BRASIL OPEN 2013
Nadal To Face Nalbandian In Sao Paulo Final
Sao Paulo, Brazil
by ATP Staff|
Top seed Rafael Nadal was extended to three sets for the second day in a row, but advanced to reach the Brasil Open 2013 final in Sao Paulo. In Saturday’s semi-finals, the Spaniard rallied to defeat Argentina’s Martin Alund 6-3, 6-7(2), 6-1 in just under two hours. He had also needed three sets to get by Carlos Berlocq in the quarter-finals.
"I didn’t play well today. It’s complicated to play well with these conditions, for my style of play," said Nadal. "It’s complicated to control the ball and I’m struggling to be able to play aggressive and to be able to control the situation," he said, adding that his knee hurt more on Saturday that it did earlier in the week. "When my knee hurts, I cannot move well and when I cannot move well, I cannot hit the ball well."
The 26-year-old Nadal is through to his second ATP World Tour final in as many weeks, having made his comeback from a seven-month injury lay-off last week with a runner-up showing at the VTR Open in Vina del Mar (l. to Zeballos).
The Mallorcan left-hander is bidding to win his 51st tour-level title and first since lifting his 11th Grand Slam trophy at Roland Garros in June 2012 (d. Djokovic). He is looking to win the title at this ATP World Tour 250 clay-court tournament for the second time after triumphing on his 2005 debut, when the event was staged in Costa do Sauipe (d. A. Martin).
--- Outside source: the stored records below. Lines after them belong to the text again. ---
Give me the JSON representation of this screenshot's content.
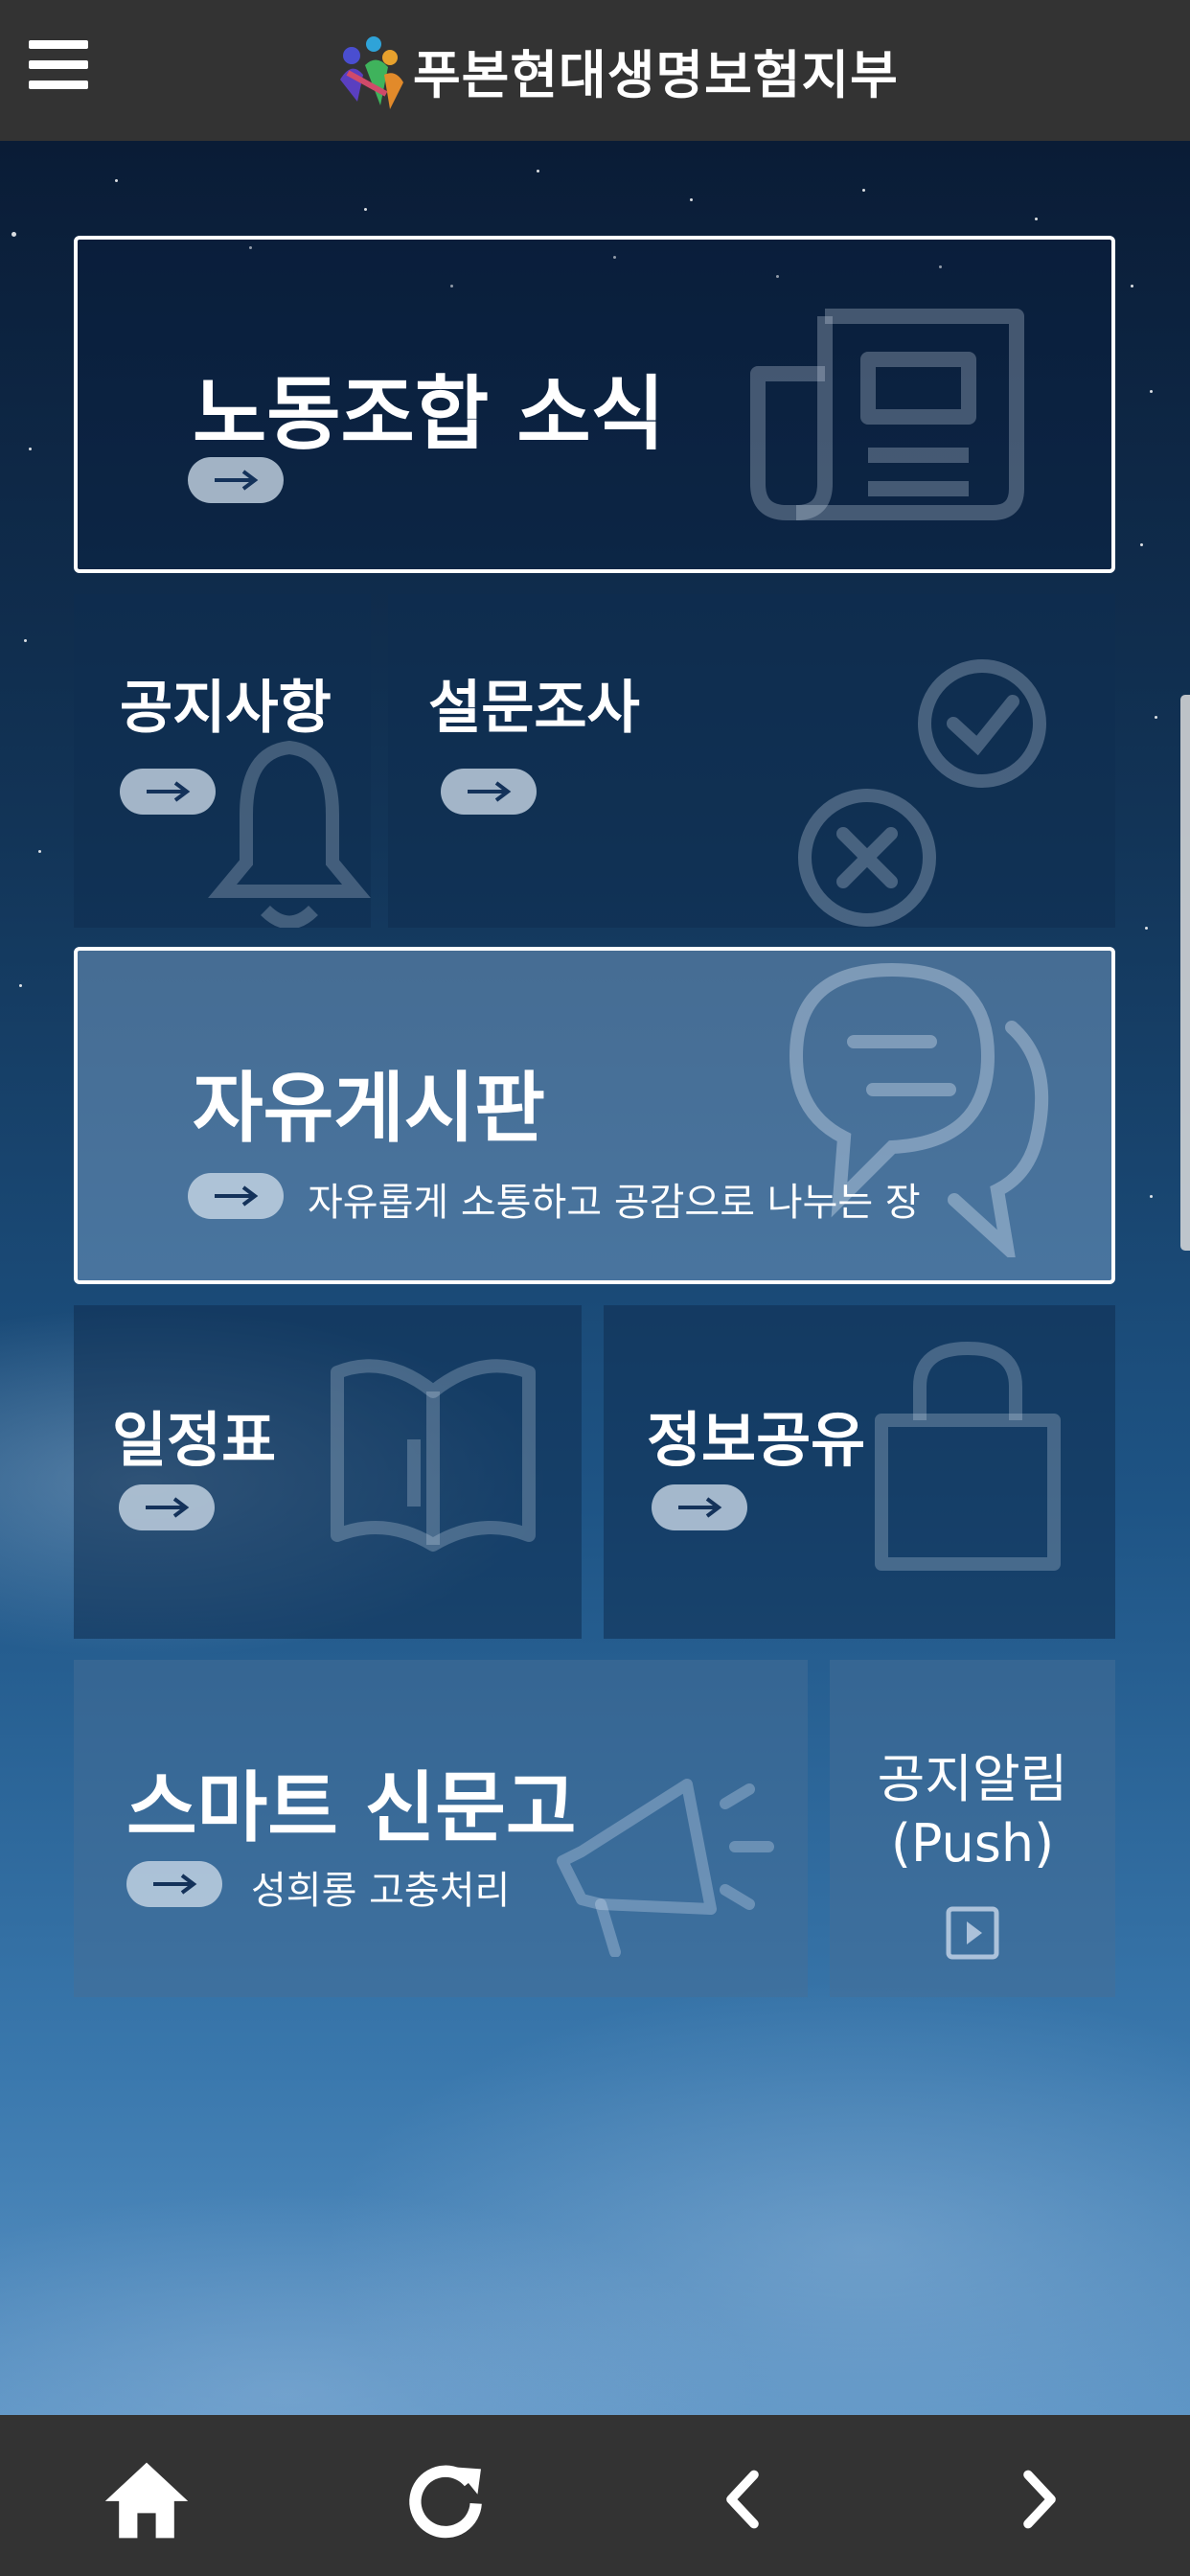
{
  "header": {
    "title": "푸본현대생명보험지부",
    "menu_icon": "hamburger-menu-icon",
    "logo_icon": "union-logo-icon"
  },
  "tiles": {
    "union_news": {
      "title": "노동조합 소식",
      "icon": "newspaper-icon"
    },
    "notice": {
      "title": "공지사항",
      "icon": "bell-icon"
    },
    "survey": {
      "title": "설문조사",
      "icon": "check-cross-icon"
    },
    "free_board": {
      "title": "자유게시판",
      "subtitle": "자유롭게 소통하고 공감으로 나누는 장",
      "icon": "chat-bubble-icon"
    },
    "schedule": {
      "title": "일정표",
      "icon": "book-icon"
    },
    "info_share": {
      "title": "정보공유",
      "icon": "bag-icon"
    },
    "smart_report": {
      "title": "스마트 신문고",
      "subtitle": "성희롱 고충처리",
      "icon": "megaphone-icon"
    },
    "push_notice": {
      "title_line1": "공지알림",
      "title_line2": "(Push)",
      "icon": "play-square-icon"
    }
  },
  "bottom_nav": {
    "home": "home-icon",
    "refresh": "refresh-icon",
    "back": "chevron-left-icon",
    "forward": "chevron-right-icon"
  },
  "colors": {
    "bar": "#333333",
    "border": "#ffffff",
    "pill": "#c8d7e6"
  }
}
In the final, Nadal will face former World No. 3 David Nalbandian, who advanced to his 24th tour-level final as he defeated Italy’s Simone Bolelli 6-3, 7-5. After losing his first two meetings with Nalbandian, Nadal has won their past four contests, winning most recently in the BNP Paribas Open quarter-finals last year in Indian Wells.
Nalbandian hit 11 aces and countered losing serve three times by converting all five of his break point chances to clinch victory against Bolelli in 85 minutes. The No. 80-ranked Bolelli, who upset third seed Juan Monaco in the second round, was contesting his first ATP World Tour semi-final since 2008.
“I started well, he was a little more inaccurate, and I quickly gained advantage [which] I kept throughout the first set," said the Argentine. "I had the luck of playing well on the important moments and ended up winning," he added.
The 31-year-old Nalbandian has an 11-12 finals record and is through to the title match of a clay-court event for the first time in five years, since finishing runner-up at the Abierto Mexicano Telcel in Acapulco (l. to Almagro). "Tomorrow it will be a hard match...I have to be aware that to win I have to play well," he said.
Nadal doesn't believe he is the favourite."The conditions are much more favourable for David," said the Spaniard, who added he was pleased about being able to reach two consecutive ATP World Tour finals after seven months away from the sport he loves.
"If I work hard, it shouldn’t be a problem to reach the next level of tennis, just it will be a matter of working hard and sacrifice. That for me has never been a problem because I like to compete, I like to work hard, I like to feel well and [be] competitive."